Die Problematik liegt nun darin, dass es mit der schnelleren Verbreitung von immer mehr „Informationen“ zunehmend schwieriger wird, diese auf ihren Wahrheitsgehalt hin zu überprüfen. Und gerade in einer freien Demokratie würde schnell und wohl nicht zu Unrecht der Vorwurf laut, die Informationsfreiheit würde durch diese kontrollierende Filterung eingeschränkt. Letztlich muss also die Verantwortung trotz aller fast schon paradox anmutenden Schwierigkeiten bei jedem einzelnen Bürger liegen, die Richtigkeit der Informationen zu überprüfen und nach den gewonnenen Erkenntnissen zu stimmen.
Aber eben: Wie soll das angesichts der Flut von (alternativen) Fakten noch funktionieren?
Ex malis eligere minima oportet (Cicero: „De officiis“ III, 29,105)

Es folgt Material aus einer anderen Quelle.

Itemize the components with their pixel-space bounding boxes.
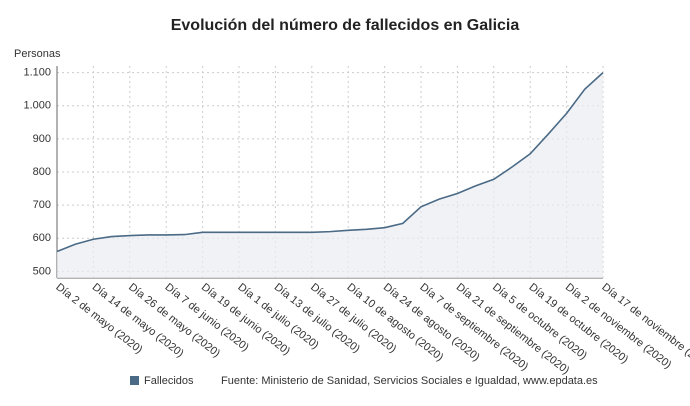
area <box>57 72 603 278</box>
y-tick-label: 900 <box>33 133 51 145</box>
source: Fuente: Ministerio de Sanidad, Servicios… <box>221 375 598 387</box>
chart-title: Evolución del número de fallecidos en Ga… <box>171 17 520 34</box>
y-tick-label: 700 <box>33 199 51 211</box>
legend-swatch <box>130 376 139 385</box>
y-tick-label: 500 <box>33 265 51 277</box>
y-tick-label: 1.000 <box>23 100 51 112</box>
legend-label: Fallecidos <box>144 375 194 387</box>
line <box>56 72 604 253</box>
y-tick-label: 1.100 <box>23 67 51 79</box>
y-tick-label: 800 <box>33 166 51 178</box>
y-tick-label: 600 <box>33 232 51 244</box>
y-axis-label: Personas <box>14 48 61 60</box>
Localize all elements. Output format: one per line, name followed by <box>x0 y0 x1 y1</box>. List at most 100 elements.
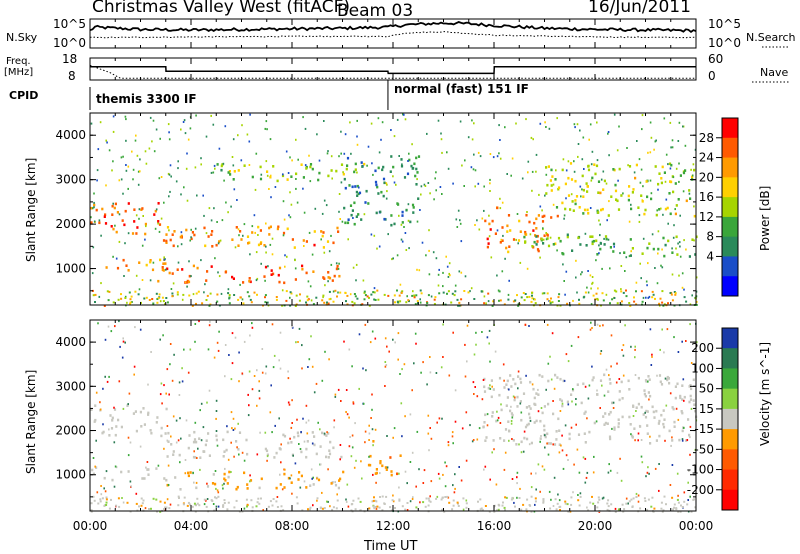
velocity-cell <box>223 472 226 476</box>
power-cell <box>254 188 257 191</box>
velocity-cell <box>659 348 661 351</box>
velocity-cell <box>267 505 270 508</box>
power-cell <box>97 148 100 151</box>
velocity-cell <box>517 370 520 373</box>
velocity-cell <box>165 506 168 509</box>
velocity-cell <box>465 411 468 414</box>
power-cell <box>523 299 526 302</box>
velocity-cell <box>508 439 510 442</box>
power-cell <box>591 281 594 284</box>
velocity-cell <box>172 450 175 453</box>
power-cell <box>499 157 502 160</box>
power-cell <box>156 298 159 300</box>
power-cell <box>120 156 123 159</box>
power-cell <box>631 191 634 194</box>
velocity-cell <box>566 503 569 506</box>
power-cell <box>223 179 225 182</box>
velocity-cell <box>512 378 515 381</box>
power-cell <box>239 296 242 299</box>
power-cell <box>403 226 405 228</box>
power-cell <box>322 296 324 299</box>
velocity-cell <box>507 420 510 423</box>
velocity-cell <box>498 376 502 380</box>
power-cell <box>639 262 641 265</box>
velocity-cell <box>583 432 586 435</box>
velocity-cell <box>516 496 518 499</box>
power-cell <box>351 300 354 303</box>
power-cell <box>587 168 591 172</box>
power-cell <box>640 277 642 280</box>
power-cell <box>121 219 124 222</box>
velocity-cell <box>657 422 660 425</box>
power-cell <box>642 296 645 299</box>
velocity-cell <box>205 505 208 508</box>
velocity-cell <box>613 426 616 429</box>
velocity-cell <box>371 500 374 503</box>
velocity-cell <box>101 497 104 500</box>
power-cell <box>265 160 268 163</box>
velocity-cell <box>346 413 349 416</box>
velocity-colorbar-tick-label: 15 <box>699 402 714 416</box>
power-cell <box>440 132 442 135</box>
power-cell <box>246 291 249 294</box>
power-cell <box>478 228 481 231</box>
velocity-cell <box>207 348 210 351</box>
power-cell <box>391 258 393 261</box>
power-cell <box>228 296 231 299</box>
velocity-cell <box>161 402 163 405</box>
velocity-cell <box>368 439 370 441</box>
velocity-cell <box>358 387 360 390</box>
power-cell <box>649 179 652 182</box>
velocity-cell <box>217 491 220 494</box>
velocity-cell <box>535 472 537 475</box>
velocity-cell <box>672 508 675 511</box>
velocity-cell <box>307 419 310 422</box>
velocity-cell <box>653 507 656 510</box>
power-cell <box>615 198 618 201</box>
power-cell <box>504 257 506 260</box>
velocity-cell <box>150 507 152 510</box>
velocity-cell <box>510 385 513 388</box>
velocity-cell <box>334 393 337 396</box>
power-cell <box>182 121 185 123</box>
power-cell <box>533 240 536 244</box>
power-cell <box>641 300 644 303</box>
y-tick-label: 2000 <box>55 217 86 231</box>
power-cell <box>667 302 669 305</box>
power-cell <box>370 122 373 125</box>
velocity-cell <box>368 507 371 510</box>
velocity-cell <box>685 340 687 342</box>
power-cell <box>471 119 473 122</box>
power-cell <box>133 220 136 223</box>
velocity-colorbar-segment <box>722 368 738 390</box>
power-cell <box>557 296 560 299</box>
velocity-cell <box>446 495 449 498</box>
velocity-cell <box>99 500 102 503</box>
velocity-cell <box>500 403 502 406</box>
velocity-cell <box>371 428 374 431</box>
power-cell <box>259 165 262 169</box>
power-cell <box>582 212 585 215</box>
velocity-cell <box>392 494 394 497</box>
velocity-cell <box>290 474 293 477</box>
power-cell <box>289 304 292 307</box>
velocity-cell <box>175 419 178 422</box>
power-cell <box>396 301 399 304</box>
power-cell <box>168 271 171 275</box>
velocity-cell <box>600 350 603 352</box>
velocity-cell <box>281 488 284 491</box>
power-cell <box>447 275 450 278</box>
velocity-cell <box>652 410 655 414</box>
power-cell <box>535 170 537 173</box>
velocity-cell <box>256 369 258 372</box>
power-cell <box>539 205 542 208</box>
power-cell <box>531 297 534 300</box>
power-cell <box>92 207 94 210</box>
power-cell <box>356 119 358 122</box>
velocity-cell <box>549 442 552 445</box>
velocity-cell <box>260 497 262 500</box>
power-cell <box>671 139 674 142</box>
velocity-cell <box>559 509 561 511</box>
velocity-cell <box>383 502 386 505</box>
velocity-cell <box>560 444 562 447</box>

Die Demokratie wird zurzeit folglich von zwei Seiten bedroht. Zum einen führt die Fülle an Informationen dazu, dass sich der Versuch, zu wahren und relevanten Informationen zu gelangen, zunehmend wie die berühmte Suche nach der Stecknadel im Heuhaufen ausnimmt. Auf der anderen Seite fehlt es an vertrauenswürdigen Nachrichtenportalen, die uns unterstützen können und wollen. Der Beruf des Journalisten befindet sich im Wandel, Auflagezahlen sinken, der Fokus wird – welche Überraschung – zunehmend auf das alles beherrschende Internet gelegt, und es geht immer weniger um Hintergründe und Analysen, sondern nur noch um das Generieren einer möglichst hohen Anzahl Klicks. Paradoxerweise haben wir daher trotz des Überflusses an Informationen letztlich eine Verknappung an Informiertheit.

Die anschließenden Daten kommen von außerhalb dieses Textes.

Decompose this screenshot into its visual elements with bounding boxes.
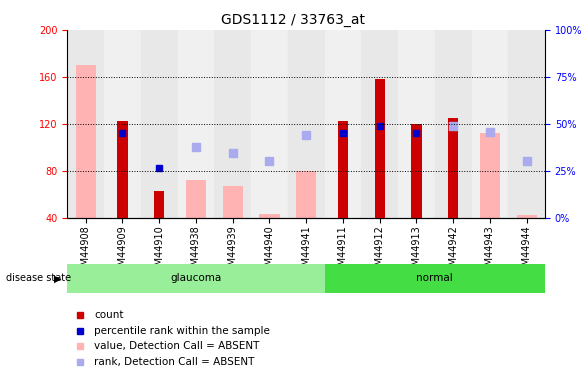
Bar [141,30,178,217]
Text: disease state: disease state [6,273,71,284]
Bar [117,122,128,218]
Bar [325,30,362,217]
Text: glaucoma: glaucoma [171,273,222,284]
Bar [362,30,398,217]
Bar [296,171,316,217]
Bar [374,79,385,218]
Text: rank, Detection Call = ABSENT: rank, Detection Call = ABSENT [94,357,255,368]
Bar [104,30,141,217]
Bar [288,30,325,217]
Bar [480,133,500,218]
Bar [223,186,243,218]
Bar [260,214,280,217]
Text: GDS1112 / 33763_at: GDS1112 / 33763_at [221,13,365,27]
Bar [76,65,96,218]
Bar [472,30,508,217]
Bar [214,30,251,217]
Text: percentile rank within the sample: percentile rank within the sample [94,326,270,336]
Bar [251,30,288,217]
Bar [508,30,545,217]
Bar [448,118,458,218]
Bar [516,215,537,217]
Bar [411,124,421,218]
Text: value, Detection Call = ABSENT: value, Detection Call = ABSENT [94,341,260,351]
Bar [325,264,545,292]
Bar [67,264,325,292]
Bar [154,190,165,217]
Text: count: count [94,310,124,320]
Bar [435,30,472,217]
Bar [178,30,214,217]
Bar [67,30,104,217]
Bar [186,180,206,218]
Bar [338,122,348,218]
Bar [398,30,435,217]
Text: normal: normal [417,273,453,284]
Text: ▶: ▶ [54,273,61,284]
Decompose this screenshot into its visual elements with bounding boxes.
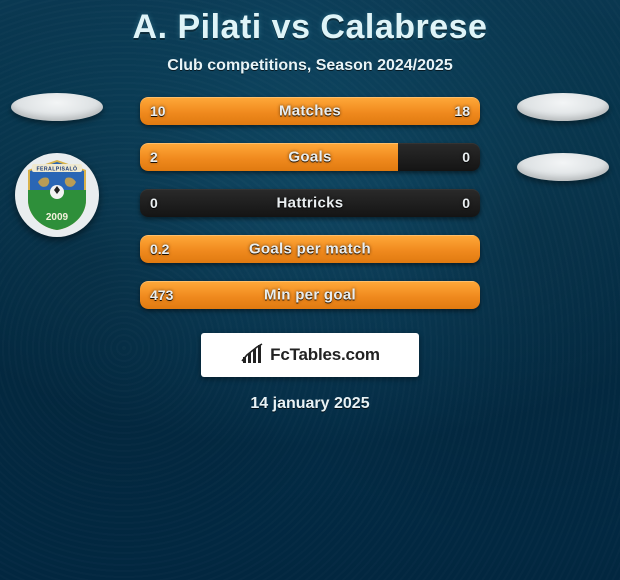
date-text: 14 january 2025 (0, 395, 620, 413)
left-player-column: 2009 FERALPISALÒ (2, 93, 112, 237)
stat-label: Goals (140, 149, 480, 166)
stat-label: Matches (140, 103, 480, 120)
club-crest: 2009 FERALPISALÒ (15, 153, 99, 237)
stat-label: Min per goal (140, 287, 480, 304)
svg-text:FERALPISALÒ: FERALPISALÒ (36, 164, 77, 172)
stat-label: Hattricks (140, 195, 480, 212)
bars-chart-icon (240, 343, 264, 367)
player-badge-placeholder (517, 153, 609, 181)
brand-text: FcTables.com (270, 345, 380, 365)
club-crest-svg: 2009 FERALPISALÒ (24, 158, 90, 232)
stat-bar-mpg: 473 Min per goal (140, 281, 480, 309)
stat-bar-goals: 2 0 Goals (140, 143, 480, 171)
stat-label: Goals per match (140, 241, 480, 258)
player-badge-placeholder (517, 93, 609, 121)
player-badge-placeholder (11, 93, 103, 121)
svg-text:2009: 2009 (46, 212, 69, 223)
page-subtitle: Club competitions, Season 2024/2025 (0, 57, 620, 75)
page-title: A. Pilati vs Calabrese (0, 0, 620, 47)
right-player-column (508, 93, 618, 181)
stats-bars: 10 18 Matches 2 0 Goals 0 0 Hattricks 0.… (140, 97, 480, 309)
brand-badge: FcTables.com (201, 333, 419, 377)
stat-bar-hattricks: 0 0 Hattricks (140, 189, 480, 217)
stat-bar-gpm: 0.2 Goals per match (140, 235, 480, 263)
stat-bar-matches: 10 18 Matches (140, 97, 480, 125)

Die Lösung steht bereits in der Überschrift: „Von mehreren Übeln muss man das kleinste wählen.“ Die Demokratie muss lernen, mit dieser ausserordentlichen Menge an Informationen, welche nicht zwingend der Wahrheit entsprechen, umzugehen. Eine Einschränkung – aus welchen Gründen und mit welchen Absichten auch immer – ist keine Option.

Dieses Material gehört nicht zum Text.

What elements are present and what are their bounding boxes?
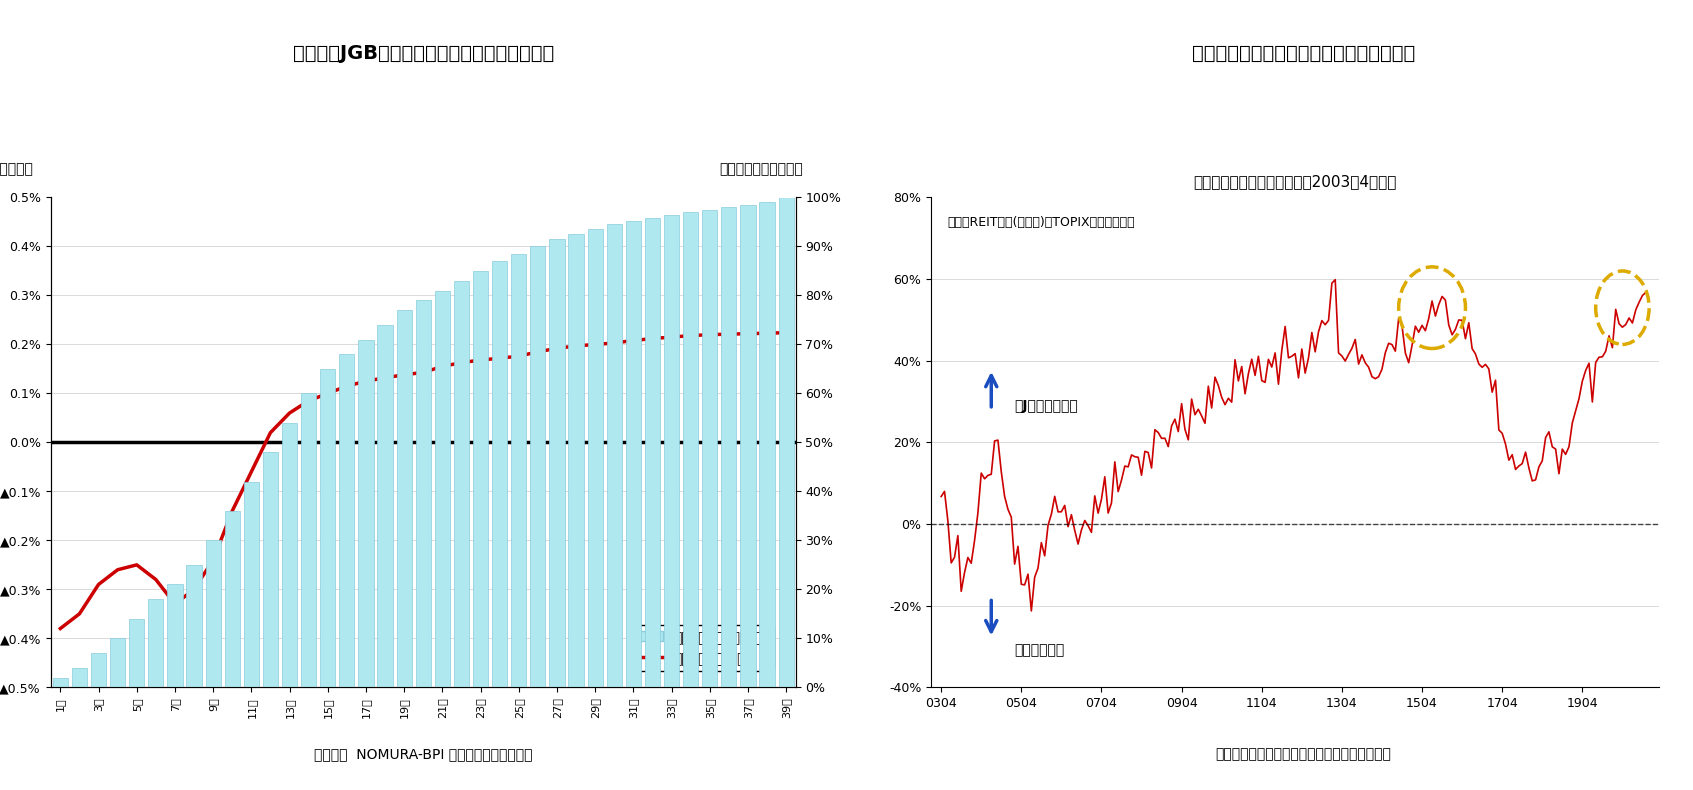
Bar — [301, 393, 317, 687]
Bar — [664, 215, 679, 687]
Bar — [205, 540, 220, 687]
Bar — [262, 452, 278, 687]
Bar — [626, 221, 642, 687]
Bar — [454, 280, 469, 687]
Bar — [530, 246, 545, 687]
Bar — [587, 229, 603, 687]
Text: 「Jリート優位」: 「Jリート優位」 — [1014, 399, 1078, 412]
Bar — [283, 423, 298, 687]
Bar — [225, 511, 240, 687]
Bar — [359, 340, 374, 687]
Bar — [435, 291, 450, 687]
Bar — [606, 224, 621, 687]
Bar — [71, 668, 86, 687]
Bar — [320, 369, 335, 687]
Bar — [91, 653, 107, 687]
Text: （金額累積ウェイト）: （金額累積ウェイト） — [720, 162, 802, 176]
Bar — [645, 218, 660, 687]
Bar — [760, 202, 775, 687]
Text: 図表４：Ｊリートと国内株式の収益率差異: 図表４：Ｊリートと国内株式の収益率差異 — [1192, 44, 1415, 63]
Bar — [721, 207, 736, 687]
Bar — [110, 638, 125, 687]
Bar — [52, 678, 68, 687]
Bar — [168, 585, 183, 687]
Title: （月次リターンの差異累計、2003年4月～）: （月次リターンの差異累計、2003年4月～） — [1194, 175, 1397, 190]
Bar — [511, 254, 527, 687]
Text: 図表３：JGBのイールドカーブと累積ウェイト: 図表３：JGBのイールドカーブと累積ウェイト — [293, 44, 554, 63]
Bar — [149, 599, 164, 687]
Legend: 国債の累積ウェイト(右), イールドカーブ(左): 国債の累積ウェイト(右), イールドカーブ(左) — [630, 625, 774, 671]
Bar — [493, 261, 508, 687]
Bar — [396, 310, 411, 687]
Text: （資料）東京証券取引所のデータをもとに作成: （資料）東京証券取引所のデータをもとに作成 — [1216, 747, 1392, 762]
Bar — [549, 239, 564, 687]
Bar — [703, 209, 718, 687]
Bar — [682, 213, 698, 687]
Bar — [339, 354, 354, 687]
Bar — [186, 565, 201, 687]
Text: 「株式優位」: 「株式優位」 — [1014, 644, 1065, 657]
Bar — [244, 482, 259, 687]
Bar — [415, 300, 432, 687]
Bar — [569, 234, 584, 687]
Bar — [472, 271, 488, 687]
Text: 「東証REIT指数(配当込)－TOPIX（配当込）」: 「東証REIT指数(配当込)－TOPIX（配当込）」 — [948, 216, 1136, 229]
Text: （利回り）: （利回り） — [0, 162, 34, 176]
Bar — [378, 325, 393, 687]
Text: （資料）  NOMURA-BPI のデータをもとに作成: （資料） NOMURA-BPI のデータをもとに作成 — [313, 747, 533, 762]
Bar — [129, 619, 144, 687]
Bar — [740, 205, 755, 687]
Bar — [779, 198, 794, 687]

Ein Plädoyer für mehr Hintergrundjournalismus
Der Rückgang an Hintergrundinformationen stellt das weitaus grössere Übel für die Demokratie dar. Um den Hintergrundjournalismus zu retten, muss die Nachfrage nach solchem gesteigert werden. Wie aber lässt sich die Nachfrage steigern? Das Hauptproblem liegt wohl darin, dass die Demokratie langsam aber sicher alt wird. Einige sind enttäuscht von der Demokratie, was zu einem grossen Teil am Erfolg von populistischen Strömungen wie Trump und der AFD beiträgt. Ebenso sinkt das Interesse der Jugend an politischen Entscheidungen. Eine Studie der Universität Bern zeigt, dass die Stimmbeteiligung der 18- bis 25-Jährigen konstant weit unter der durchschnittlichen Stimmbeteiligung liegt.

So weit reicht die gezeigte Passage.